Menurutnya, terpidana Dr Buhari Matta pernah tersangkut perkara korupsi pada Pemerintah Kabupaten Kolaka, Sulawesi Tenggara, dalam jual beli nikel kadar rendah antara Pemkab Kolaka dengan PT Kolaka Mining Internasional yang menyebabkan kerugian negara sekitar Rp 24 miliar.

“Buhari Matta dijatuhi hukuman 4 tahun 6 bulan penjara dan denda Rp 500 juta sebagaimana putusan Kasasi Mahkamah Agung RI nomor : 755 K/Pid.Sus/2014 tanggal 25 Maret 2015,” ujar Mukri.
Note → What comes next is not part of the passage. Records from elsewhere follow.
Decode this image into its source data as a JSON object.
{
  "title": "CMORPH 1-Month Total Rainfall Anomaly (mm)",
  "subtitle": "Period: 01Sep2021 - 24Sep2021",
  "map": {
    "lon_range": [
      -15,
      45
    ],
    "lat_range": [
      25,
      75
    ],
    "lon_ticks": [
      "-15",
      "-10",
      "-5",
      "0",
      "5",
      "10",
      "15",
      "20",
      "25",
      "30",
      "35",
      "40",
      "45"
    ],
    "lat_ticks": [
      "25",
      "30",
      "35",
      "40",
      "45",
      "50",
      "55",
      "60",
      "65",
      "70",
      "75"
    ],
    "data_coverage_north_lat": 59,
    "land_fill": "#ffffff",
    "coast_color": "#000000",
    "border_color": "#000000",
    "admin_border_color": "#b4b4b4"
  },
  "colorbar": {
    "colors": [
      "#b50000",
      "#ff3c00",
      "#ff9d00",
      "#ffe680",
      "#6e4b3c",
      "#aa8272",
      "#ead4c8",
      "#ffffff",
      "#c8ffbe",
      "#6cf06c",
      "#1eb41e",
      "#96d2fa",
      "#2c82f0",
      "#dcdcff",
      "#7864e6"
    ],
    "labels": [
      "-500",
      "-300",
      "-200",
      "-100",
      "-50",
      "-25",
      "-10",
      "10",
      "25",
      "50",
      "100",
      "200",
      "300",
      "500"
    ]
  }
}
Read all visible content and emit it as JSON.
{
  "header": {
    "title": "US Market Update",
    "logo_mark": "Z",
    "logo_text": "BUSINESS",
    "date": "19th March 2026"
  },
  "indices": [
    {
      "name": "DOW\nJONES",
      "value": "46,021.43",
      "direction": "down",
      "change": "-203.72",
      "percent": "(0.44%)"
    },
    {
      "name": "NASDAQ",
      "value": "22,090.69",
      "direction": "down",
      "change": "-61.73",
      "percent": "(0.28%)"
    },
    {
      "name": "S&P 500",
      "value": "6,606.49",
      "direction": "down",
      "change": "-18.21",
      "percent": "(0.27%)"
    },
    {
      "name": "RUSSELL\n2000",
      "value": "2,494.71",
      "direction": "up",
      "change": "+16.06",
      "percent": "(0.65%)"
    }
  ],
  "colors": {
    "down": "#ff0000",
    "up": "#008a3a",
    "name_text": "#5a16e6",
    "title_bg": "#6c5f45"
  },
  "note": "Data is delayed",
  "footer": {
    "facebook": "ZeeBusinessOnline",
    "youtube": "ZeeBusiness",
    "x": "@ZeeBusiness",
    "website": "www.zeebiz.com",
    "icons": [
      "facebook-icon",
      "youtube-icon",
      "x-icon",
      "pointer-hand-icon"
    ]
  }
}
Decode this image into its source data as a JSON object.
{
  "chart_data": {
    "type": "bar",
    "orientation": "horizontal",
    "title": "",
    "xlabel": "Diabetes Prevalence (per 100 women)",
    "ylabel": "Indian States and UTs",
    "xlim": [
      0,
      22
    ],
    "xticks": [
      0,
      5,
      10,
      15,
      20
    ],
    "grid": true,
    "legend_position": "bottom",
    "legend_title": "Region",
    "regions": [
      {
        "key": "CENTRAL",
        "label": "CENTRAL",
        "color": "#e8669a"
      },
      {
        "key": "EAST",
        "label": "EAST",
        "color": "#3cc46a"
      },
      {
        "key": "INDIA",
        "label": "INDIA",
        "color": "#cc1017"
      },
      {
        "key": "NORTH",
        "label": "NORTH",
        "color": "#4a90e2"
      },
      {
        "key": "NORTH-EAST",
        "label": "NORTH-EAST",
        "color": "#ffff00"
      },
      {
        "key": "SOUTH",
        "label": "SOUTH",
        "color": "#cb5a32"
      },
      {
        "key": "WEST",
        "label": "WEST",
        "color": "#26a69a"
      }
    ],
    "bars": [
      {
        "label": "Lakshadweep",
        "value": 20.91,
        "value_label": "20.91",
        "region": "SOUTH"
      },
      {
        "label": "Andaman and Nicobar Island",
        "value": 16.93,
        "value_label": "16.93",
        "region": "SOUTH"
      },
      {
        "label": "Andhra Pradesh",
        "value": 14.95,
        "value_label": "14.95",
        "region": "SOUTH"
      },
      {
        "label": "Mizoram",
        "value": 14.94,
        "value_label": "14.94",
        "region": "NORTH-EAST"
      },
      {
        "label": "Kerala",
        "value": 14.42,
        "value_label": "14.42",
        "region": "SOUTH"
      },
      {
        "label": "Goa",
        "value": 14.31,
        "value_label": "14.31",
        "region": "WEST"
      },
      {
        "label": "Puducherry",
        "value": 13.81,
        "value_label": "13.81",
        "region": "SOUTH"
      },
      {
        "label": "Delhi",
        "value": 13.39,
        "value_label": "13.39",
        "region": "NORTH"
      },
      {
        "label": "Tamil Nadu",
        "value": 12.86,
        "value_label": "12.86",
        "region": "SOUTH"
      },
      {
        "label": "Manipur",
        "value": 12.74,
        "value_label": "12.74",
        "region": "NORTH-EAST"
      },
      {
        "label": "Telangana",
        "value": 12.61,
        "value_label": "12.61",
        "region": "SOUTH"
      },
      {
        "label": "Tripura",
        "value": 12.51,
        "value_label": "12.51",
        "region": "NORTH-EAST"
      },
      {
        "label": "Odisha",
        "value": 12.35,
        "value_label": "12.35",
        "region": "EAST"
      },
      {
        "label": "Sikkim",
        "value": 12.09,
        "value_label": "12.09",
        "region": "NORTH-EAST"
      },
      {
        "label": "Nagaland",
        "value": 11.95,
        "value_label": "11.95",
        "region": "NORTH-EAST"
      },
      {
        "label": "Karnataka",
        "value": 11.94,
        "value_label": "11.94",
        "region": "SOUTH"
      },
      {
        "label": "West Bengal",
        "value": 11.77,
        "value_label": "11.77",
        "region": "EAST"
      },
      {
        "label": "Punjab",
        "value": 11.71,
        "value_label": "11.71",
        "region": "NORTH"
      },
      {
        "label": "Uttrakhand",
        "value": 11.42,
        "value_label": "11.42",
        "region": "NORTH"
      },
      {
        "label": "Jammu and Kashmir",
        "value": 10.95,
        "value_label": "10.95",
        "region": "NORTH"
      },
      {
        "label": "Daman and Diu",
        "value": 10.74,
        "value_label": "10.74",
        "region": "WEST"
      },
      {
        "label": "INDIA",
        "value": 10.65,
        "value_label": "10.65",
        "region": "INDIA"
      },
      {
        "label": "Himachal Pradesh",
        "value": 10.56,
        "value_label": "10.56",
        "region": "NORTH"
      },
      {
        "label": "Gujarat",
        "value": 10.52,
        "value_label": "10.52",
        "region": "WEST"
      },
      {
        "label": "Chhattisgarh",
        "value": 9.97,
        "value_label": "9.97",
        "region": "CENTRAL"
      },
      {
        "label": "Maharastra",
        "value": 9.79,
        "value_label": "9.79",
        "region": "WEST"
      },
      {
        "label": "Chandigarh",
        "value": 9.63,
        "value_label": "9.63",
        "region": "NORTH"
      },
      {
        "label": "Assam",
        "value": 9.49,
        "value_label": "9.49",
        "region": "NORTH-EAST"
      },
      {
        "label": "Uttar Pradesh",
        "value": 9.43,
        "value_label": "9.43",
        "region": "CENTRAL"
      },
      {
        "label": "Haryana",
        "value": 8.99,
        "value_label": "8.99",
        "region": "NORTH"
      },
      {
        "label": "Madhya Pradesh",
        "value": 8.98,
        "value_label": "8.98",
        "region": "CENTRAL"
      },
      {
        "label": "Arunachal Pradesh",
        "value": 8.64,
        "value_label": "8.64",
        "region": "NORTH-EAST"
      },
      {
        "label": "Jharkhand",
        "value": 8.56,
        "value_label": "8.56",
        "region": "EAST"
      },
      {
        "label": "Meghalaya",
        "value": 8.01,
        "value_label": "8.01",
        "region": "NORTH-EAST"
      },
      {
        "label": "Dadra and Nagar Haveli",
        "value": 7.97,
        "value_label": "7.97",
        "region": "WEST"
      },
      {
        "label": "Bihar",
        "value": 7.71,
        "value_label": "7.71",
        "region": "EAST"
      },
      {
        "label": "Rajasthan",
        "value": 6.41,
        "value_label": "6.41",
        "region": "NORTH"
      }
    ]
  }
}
Ditambahkan, sebelumnya buronan terpidana Buhari Matta berhasil diamankan oleh tim intelijen gabungan, antara Kejaksaan Agung (Kejagung) dan Kejaksaan Tinggi (Kejati) Sulawesi Selatan lewat program Tangkap Buronan atau Tabur 32.1.

“Sejak program Tabur 32.1 digelar Kejaksaan RI pada tahun 2018, hingga saat ini sudah 367 buronan yang berhasil ditangkap kejaksaan, baik yang berstatus tersangka, terdakwa maupun terpidana,” kata Mulri.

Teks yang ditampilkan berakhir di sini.